Bill : Je suis heureux d’être ici.
Hôte : Quel est le principal message de votre rapport? Êtes-vous en train de dire que tout est mauvais?
Bill : Non, pas du tout, tout n’est pas mauvais. Il y a une phrase qu’utilisent certains experts dans le domaine, et même les partisans de l’intelligence artificielle, ils parlent « de la promesse et du péril de l’intelligence artificielle », et c’est vraiment ce à quoi je fais référence. La promesse est que, oui, l’intelligence artificielle peut aider l’humanité, et dans le domaine de la santé mentale, elle pourrait en fait produire de nouvelles applications qui pourraient aider à améliorer le traitement des problèmes de santé mentale. Mais du même coup, elle a un important potentiel d’imposer aux employés des périodes de grande incertitude, des pertes d’emploi, des suppressions d’emploi et le sentiment d’avoir perdu leur place au sein du milieu de travail, et donc de menacer leur famille et leur bien-être économique. Il s’agit donc des deux côtés de la médaille.
Hôte : Quels sont certains exemples de l’IA sur le lieu de travail et de répercussions pour les travailleurs?

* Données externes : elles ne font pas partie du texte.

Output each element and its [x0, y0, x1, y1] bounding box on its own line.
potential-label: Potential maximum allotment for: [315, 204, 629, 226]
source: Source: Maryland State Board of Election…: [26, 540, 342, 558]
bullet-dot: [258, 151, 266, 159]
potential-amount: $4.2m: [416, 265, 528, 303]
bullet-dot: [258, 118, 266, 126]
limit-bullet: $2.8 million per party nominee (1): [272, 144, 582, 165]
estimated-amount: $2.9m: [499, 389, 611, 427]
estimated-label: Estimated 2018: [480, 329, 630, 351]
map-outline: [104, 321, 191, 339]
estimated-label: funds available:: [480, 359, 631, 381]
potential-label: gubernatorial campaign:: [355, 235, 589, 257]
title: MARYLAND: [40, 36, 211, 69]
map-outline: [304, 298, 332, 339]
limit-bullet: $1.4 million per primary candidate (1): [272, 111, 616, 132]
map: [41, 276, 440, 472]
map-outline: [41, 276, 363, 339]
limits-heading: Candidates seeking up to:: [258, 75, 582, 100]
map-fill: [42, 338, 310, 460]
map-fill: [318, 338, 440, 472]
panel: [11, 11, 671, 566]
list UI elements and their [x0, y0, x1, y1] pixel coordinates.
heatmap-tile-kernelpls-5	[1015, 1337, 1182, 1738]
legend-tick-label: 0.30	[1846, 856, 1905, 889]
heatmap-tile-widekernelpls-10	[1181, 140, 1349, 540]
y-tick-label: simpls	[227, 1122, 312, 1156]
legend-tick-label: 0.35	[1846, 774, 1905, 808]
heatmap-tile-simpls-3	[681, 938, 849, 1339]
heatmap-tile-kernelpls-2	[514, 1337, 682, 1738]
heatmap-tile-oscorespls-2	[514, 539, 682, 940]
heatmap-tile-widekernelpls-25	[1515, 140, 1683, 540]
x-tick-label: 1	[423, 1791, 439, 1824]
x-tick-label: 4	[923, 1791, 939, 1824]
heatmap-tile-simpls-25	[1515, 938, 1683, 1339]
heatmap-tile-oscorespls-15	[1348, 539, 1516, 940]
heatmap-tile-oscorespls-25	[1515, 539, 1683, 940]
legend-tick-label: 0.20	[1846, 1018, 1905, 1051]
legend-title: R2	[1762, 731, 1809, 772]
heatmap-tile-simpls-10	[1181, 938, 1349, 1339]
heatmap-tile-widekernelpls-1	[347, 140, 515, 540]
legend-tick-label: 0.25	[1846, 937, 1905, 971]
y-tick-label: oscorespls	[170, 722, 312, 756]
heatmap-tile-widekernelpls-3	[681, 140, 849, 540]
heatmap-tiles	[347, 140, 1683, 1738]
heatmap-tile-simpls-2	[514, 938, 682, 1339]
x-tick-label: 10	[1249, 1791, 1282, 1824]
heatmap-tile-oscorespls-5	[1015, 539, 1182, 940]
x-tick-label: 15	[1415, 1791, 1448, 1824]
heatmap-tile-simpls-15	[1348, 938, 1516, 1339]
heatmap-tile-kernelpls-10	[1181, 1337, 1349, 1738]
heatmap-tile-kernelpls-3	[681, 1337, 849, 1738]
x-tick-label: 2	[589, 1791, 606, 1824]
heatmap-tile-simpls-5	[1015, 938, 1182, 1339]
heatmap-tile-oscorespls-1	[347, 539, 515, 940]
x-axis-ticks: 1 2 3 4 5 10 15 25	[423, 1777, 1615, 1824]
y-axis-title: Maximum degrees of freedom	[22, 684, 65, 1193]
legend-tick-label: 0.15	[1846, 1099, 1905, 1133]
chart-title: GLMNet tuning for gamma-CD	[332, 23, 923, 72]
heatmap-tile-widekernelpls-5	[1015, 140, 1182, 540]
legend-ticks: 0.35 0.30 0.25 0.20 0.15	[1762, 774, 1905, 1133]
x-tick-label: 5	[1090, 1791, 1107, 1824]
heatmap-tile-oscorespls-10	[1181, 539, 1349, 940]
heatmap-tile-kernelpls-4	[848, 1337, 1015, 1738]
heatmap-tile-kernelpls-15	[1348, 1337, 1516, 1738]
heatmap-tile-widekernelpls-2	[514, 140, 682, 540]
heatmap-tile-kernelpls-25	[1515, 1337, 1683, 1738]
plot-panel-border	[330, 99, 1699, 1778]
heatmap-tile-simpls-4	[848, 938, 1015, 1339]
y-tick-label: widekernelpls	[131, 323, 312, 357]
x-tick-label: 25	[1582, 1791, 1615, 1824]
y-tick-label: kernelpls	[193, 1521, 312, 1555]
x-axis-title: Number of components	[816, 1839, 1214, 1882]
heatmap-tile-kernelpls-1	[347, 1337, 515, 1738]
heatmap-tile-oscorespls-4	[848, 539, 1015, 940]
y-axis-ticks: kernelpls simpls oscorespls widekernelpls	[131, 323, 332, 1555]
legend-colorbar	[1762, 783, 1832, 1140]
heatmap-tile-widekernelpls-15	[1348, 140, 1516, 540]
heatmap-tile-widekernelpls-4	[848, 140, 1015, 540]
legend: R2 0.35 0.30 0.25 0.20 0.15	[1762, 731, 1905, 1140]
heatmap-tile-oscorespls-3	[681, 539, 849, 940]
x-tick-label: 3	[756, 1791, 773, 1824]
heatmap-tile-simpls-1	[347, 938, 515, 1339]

Bill : L’une des répercussions ou l’un des exemples je suppose, donc l’une des conséquences, est cette question d’une incertitude, je dirais, envahissante et maligne. Lorsque vous avez une révolution technologique comme celle-ci, révolution qui est plutôt sans précédent dans notre histoire, vous pouvez susciter chez les travailleurs la crainte qu’ils seront touchés de manière très négative, et cette crainte peut persister pendant une grande période. Et ce sont ces courants sous-jacents qui mènent à la détresse humaine et même aux troubles mentaux. L’incertitude omniprésente est un facteur de stress qui peut avoir un effet assez néfaste sur la santé mentale et le bien‑être des gens. C’est donc le facteur de l’incertitude. Une autre des répercussions est l’idée effrayante selon laquelle des machines intelligentes pourraient devenir essentiellement des « collègues » des employés plutôt que des technologies utiles contribuant à améliorer la production, et c’est tout aussi dangereux, parce qu’une telle idée vient miner la conscience de soi des employés et la perception qu’ils ont de la place qu’ils occupent, ce qui peut nuire à leur capacité de fonctionner sainement.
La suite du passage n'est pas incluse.